但是,没有一个很好的方法来修改内核规范。一种方法使用
jupyter kernelspec list
查找kernel.json
文件然后修改它,例如kernels/python3/kernel.json
,手动。
If you don't have already a .../jupyter/kernels
folder, you can still install a new kernel using jupyter kernelspec install
- haven't tried it, but have a look at this SO answer.
如果您还没有.../jupyter/kernels
文件夹,您仍然可以使用安装新内核jupyter kernelspec install
- 尚未尝试过,但请查看此 SO answer。
Finally, don't forget to remove all the PySpark-related environment variables from your bash profile (leaving only SPARK_HOME
should be OK). And confirm that, when you type pyspark
, you find yourself with a PySpark shell, as it should be, and not with a Jupyter notebook...

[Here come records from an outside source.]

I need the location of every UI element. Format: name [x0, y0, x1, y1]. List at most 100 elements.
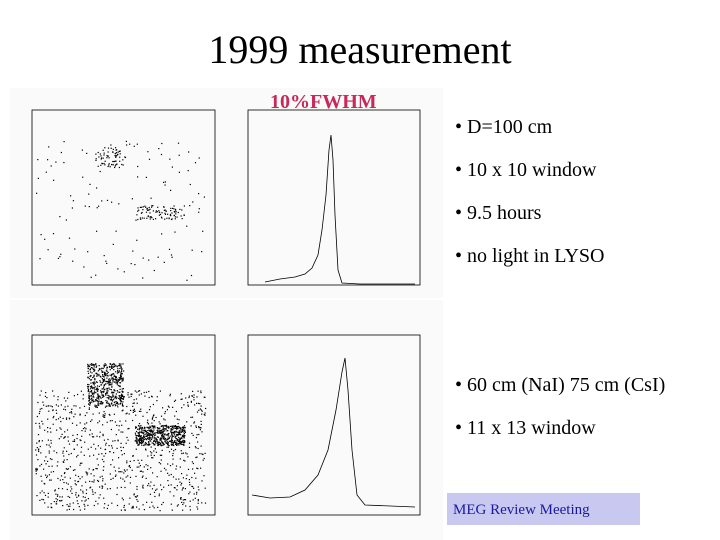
- dot: [136, 495, 138, 497]
- dot: [103, 411, 105, 413]
- dot: [145, 442, 147, 444]
- dot: [60, 436, 62, 438]
- dot: [37, 459, 39, 461]
- dot: [39, 425, 41, 427]
- dot: [149, 212, 151, 214]
- dot: [97, 387, 99, 389]
- dot: [126, 144, 128, 146]
- dot: [198, 426, 200, 428]
- dot: [142, 206, 144, 208]
- dot: [100, 397, 102, 399]
- dot: [102, 396, 104, 398]
- dot: [147, 427, 149, 429]
- dot: [108, 398, 110, 400]
- dot: [93, 384, 95, 386]
- dot: [122, 380, 124, 382]
- dot: [111, 447, 113, 449]
- dot: [141, 211, 143, 214]
- dot: [178, 440, 180, 442]
- dot: [119, 398, 121, 401]
- dot: [56, 495, 59, 497]
- dot: [196, 434, 198, 436]
- dot: [176, 438, 178, 440]
- dot: [95, 366, 97, 368]
- dot: [38, 450, 40, 453]
- dot: [159, 423, 161, 425]
- dot: [70, 195, 72, 197]
- dot: [131, 393, 133, 395]
- dot: [80, 446, 83, 448]
- dot: [91, 393, 93, 395]
- dot: [110, 384, 112, 386]
- dot: [118, 203, 120, 205]
- dot: [90, 386, 92, 388]
- dot: [186, 279, 188, 281]
- dot: [135, 398, 138, 400]
- dot: [155, 416, 157, 419]
- dot: [79, 462, 82, 464]
- dot: [151, 438, 153, 440]
- dot: [85, 499, 87, 501]
- dot: [105, 400, 107, 402]
- dot: [114, 152, 117, 154]
- dot: [181, 407, 183, 409]
- dot: [52, 471, 55, 473]
- dot: [82, 398, 84, 400]
- dot: [138, 440, 140, 442]
- dot: [120, 374, 122, 376]
- dot: [188, 151, 190, 153]
- dot: [172, 429, 174, 431]
- dot: [72, 260, 74, 262]
- dot: [96, 405, 98, 407]
- dot: [117, 268, 119, 270]
- dot: [95, 467, 97, 470]
- dot: [201, 480, 203, 482]
- dot: [164, 181, 166, 183]
- dot: [39, 427, 41, 429]
- dot: [151, 422, 153, 424]
- dot: [118, 471, 120, 473]
- dot: [196, 506, 198, 508]
- dot: [78, 506, 80, 508]
- dot: [153, 443, 155, 446]
- dot: [173, 444, 175, 447]
- dot: [199, 408, 201, 410]
- dot: [157, 430, 159, 432]
- dot: [148, 390, 150, 393]
- dot: [164, 439, 166, 441]
- dot: [97, 403, 99, 405]
- dot: [158, 211, 161, 214]
- dot: [140, 410, 142, 412]
- dot: [140, 442, 142, 444]
- dot: [148, 396, 150, 399]
- dot: [82, 496, 84, 498]
- dot: [91, 364, 94, 366]
- dot: [50, 471, 52, 473]
- dot: [102, 478, 104, 480]
- dot: [186, 474, 188, 476]
- dot: [110, 396, 112, 398]
- dot: [108, 381, 110, 383]
- dot: [157, 506, 159, 508]
- dot: [45, 456, 47, 458]
- dot: [140, 431, 142, 433]
- dot: [112, 440, 114, 442]
- dot: [176, 418, 178, 420]
- dot: [172, 207, 174, 209]
- dot: [150, 446, 152, 448]
- dot: [188, 442, 191, 444]
- dot: [122, 446, 124, 449]
- dot: [163, 429, 165, 431]
- dot: [120, 400, 122, 402]
- dot: [59, 496, 61, 498]
- dot: [104, 363, 106, 365]
- dot: [154, 432, 156, 434]
- dot: [157, 256, 159, 258]
- dot: [171, 434, 173, 436]
- dot: [152, 442, 154, 444]
- dot: [143, 437, 145, 439]
- dot: [88, 407, 90, 409]
- dot: [66, 488, 68, 491]
- dot: [138, 508, 140, 510]
- dot: [100, 403, 102, 405]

最后,不要忘记从 bash 配置文件中删除所有与 PySpark 相关的环境变量(只留下SPARK_HOME
应该没问题)。并确认,当您键入 时pyspark
,您会发现自己使用的是 PySpark shell,而不是 Jupyter 笔记本...
UPDATE(after comment): If you want to pass command-line arguments to PySpark, you should add the PYSPARK_SUBMIT_ARGS
setting under env
; for example, here is the last line of my respective kernel file for Spark 1.6.0, where we still had to use the external spark-csv package for reading CSV files:
更新(评论后):如果要将命令行参数传递给 PySpark,则应PYSPARK_SUBMIT_ARGS
在env
;下添加设置。例如,这是 Spark 1.6.0 各自内核文件的最后一行,我们仍然必须使用外部 spark-csv 包来读取 CSV 文件:
"PYSPARK_SUBMIT_ARGS": "--master local --packages com.databricks:spark-csv_2.10:1.4.0 pyspark-shell"
回答by matanster
After fiddling here a little, I just conda installed sparkmagic (after re-installing a newer version of Spark). I think that alone simply works.
在稍微摆弄一下之后,我只是 conda 安装了 sparkmagic(在重新安装了较新版本的 Spark 之后)。我认为只有这样才有效。
I am not sure as I've fiddled a little before that, but I am placing this as a tentative answer as it is much simpler than fiddling configuration files by hand.
我不确定,因为我之前已经摆弄过一点,但我把它作为一个试探性的答案,因为它比手动摆弄配置文件要简单得多。